As a Christian, I believed in the Resurrection. But I realized that the Resurrection left no evidence, except for numerous stories from eyewitnesses. We all know that eyewitness testimony is extremely unreliable. I can’t rely on eyewitness testimony, even the staggering number of people that claimed to see Jesus after his death (Paul said it was north of 500), because you just can’t rely on eyewitnesses! It’s too subjective.
Realizing the subjectivity of eyewitness accounts, and realizing that there was nothing I could forensically touch or taste that would lead me to the truth, I have to side with the fact that never have I seen a body three-days dead get up and walk. It should take more than inherently unreliable eyewitness testimony for anyone to believe that.
Eyewitness testimony is bad!
So, to be consistent, I started applying that to my everyday life. When Laura, my wife, told me that it was raining outside, unless she was drenched when she walked in the door, I’d go check for myself. She’s an eyewitness, after all. She could be biased towards rain that day since the weatherman had predicted it, and thus be mistaken. She could have just wanted it to rain and believed she saw rain. Or, she could be lying to me to further an unseen agenda.

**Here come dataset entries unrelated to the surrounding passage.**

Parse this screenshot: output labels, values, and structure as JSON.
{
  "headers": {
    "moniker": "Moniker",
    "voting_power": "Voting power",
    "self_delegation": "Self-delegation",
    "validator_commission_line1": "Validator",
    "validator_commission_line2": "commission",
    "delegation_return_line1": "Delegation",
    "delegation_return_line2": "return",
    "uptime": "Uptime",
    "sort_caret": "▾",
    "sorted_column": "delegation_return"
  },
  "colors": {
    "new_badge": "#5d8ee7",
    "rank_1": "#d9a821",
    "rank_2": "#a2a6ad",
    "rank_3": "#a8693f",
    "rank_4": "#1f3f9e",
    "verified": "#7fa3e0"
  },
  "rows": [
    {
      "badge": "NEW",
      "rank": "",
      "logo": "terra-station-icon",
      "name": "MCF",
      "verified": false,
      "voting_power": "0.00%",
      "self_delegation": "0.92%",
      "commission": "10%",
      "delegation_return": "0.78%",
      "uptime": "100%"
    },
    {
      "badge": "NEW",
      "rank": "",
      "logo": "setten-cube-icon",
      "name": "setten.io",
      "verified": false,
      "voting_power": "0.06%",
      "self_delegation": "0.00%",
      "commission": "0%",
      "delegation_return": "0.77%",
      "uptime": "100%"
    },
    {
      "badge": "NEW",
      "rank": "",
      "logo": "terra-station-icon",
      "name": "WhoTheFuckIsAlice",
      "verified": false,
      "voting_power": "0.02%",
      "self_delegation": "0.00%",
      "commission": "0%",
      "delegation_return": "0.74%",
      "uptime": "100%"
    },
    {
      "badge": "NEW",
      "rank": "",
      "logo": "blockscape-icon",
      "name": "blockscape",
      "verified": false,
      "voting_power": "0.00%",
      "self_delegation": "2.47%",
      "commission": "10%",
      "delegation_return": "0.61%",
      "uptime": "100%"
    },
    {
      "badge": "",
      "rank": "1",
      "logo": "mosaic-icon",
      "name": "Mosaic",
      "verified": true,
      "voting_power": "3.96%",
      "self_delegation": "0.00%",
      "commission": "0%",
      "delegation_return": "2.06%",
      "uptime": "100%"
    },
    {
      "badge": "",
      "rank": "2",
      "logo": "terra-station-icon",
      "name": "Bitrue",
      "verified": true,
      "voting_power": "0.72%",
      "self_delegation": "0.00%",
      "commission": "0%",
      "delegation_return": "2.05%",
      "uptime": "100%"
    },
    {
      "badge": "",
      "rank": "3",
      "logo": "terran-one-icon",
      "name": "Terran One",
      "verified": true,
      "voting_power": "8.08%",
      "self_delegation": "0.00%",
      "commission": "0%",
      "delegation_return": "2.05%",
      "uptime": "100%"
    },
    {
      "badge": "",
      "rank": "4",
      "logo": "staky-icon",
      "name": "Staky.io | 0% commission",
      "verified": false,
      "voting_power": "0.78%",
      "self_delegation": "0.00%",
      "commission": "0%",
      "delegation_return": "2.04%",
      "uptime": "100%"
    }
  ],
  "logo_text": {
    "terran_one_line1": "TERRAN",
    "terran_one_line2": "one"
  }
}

Either way, the only way to ascertain the truth would be to see it with my own eyes. If Laura announced dinner was ready, I wouldn’t believe her until I smelled the food or saw it on the table. If she told me a story about her past, I would try to empirically verify it, either from her old yearbooks or by looking at her scrapbooks. Not her journals (that’s still eyewitness testimony); only pictures would do!
I started doing that at work, too. I never believed what I was told, only what I could see with my own eyes. There were lots of whispers, and no one wanted to work with me. But I continued to verify every story someone told me, regardless of how mundane. If I couldn’t forensically verify it, I didn’t believe it.
When Laura, or someone acting on her behalf, told me that she was staying late at work or visiting my in-laws, I never believed that outright. If Laura were having an affair, that is exactly the sort of thing they’d tell me to keep it a secret. So I always drove by her office or my in-laws on the way home to see if her car was there.
Laura started to get this crazy idea that I didn’t trust her. “Honey,” I’d reassure her, “it’s not you. I trust you. I just don’t trust any eyewitness testimony. Period. Unless I can get forensic evidence to back it up, then I just won’t accept it on someone’s word!”
I thought she’d understand, but she filed for divorce only six months after I started this. She also filed for an order of protection. Since I was constantly driving by her alleged whereabouts, she got this crazy idea that I was stalking her.
What ticked me off most is that she had no forensic evidence to back up her claim: no tire tracks, no paint chips from my car, nor any surveillance tapes showing my car checking up on her. Nothing like that. Just three eyewitnesses. The judge accepted the eyewitness testimony and granted the order! Can you believe that? How insulting. Not to mention a bit ironic.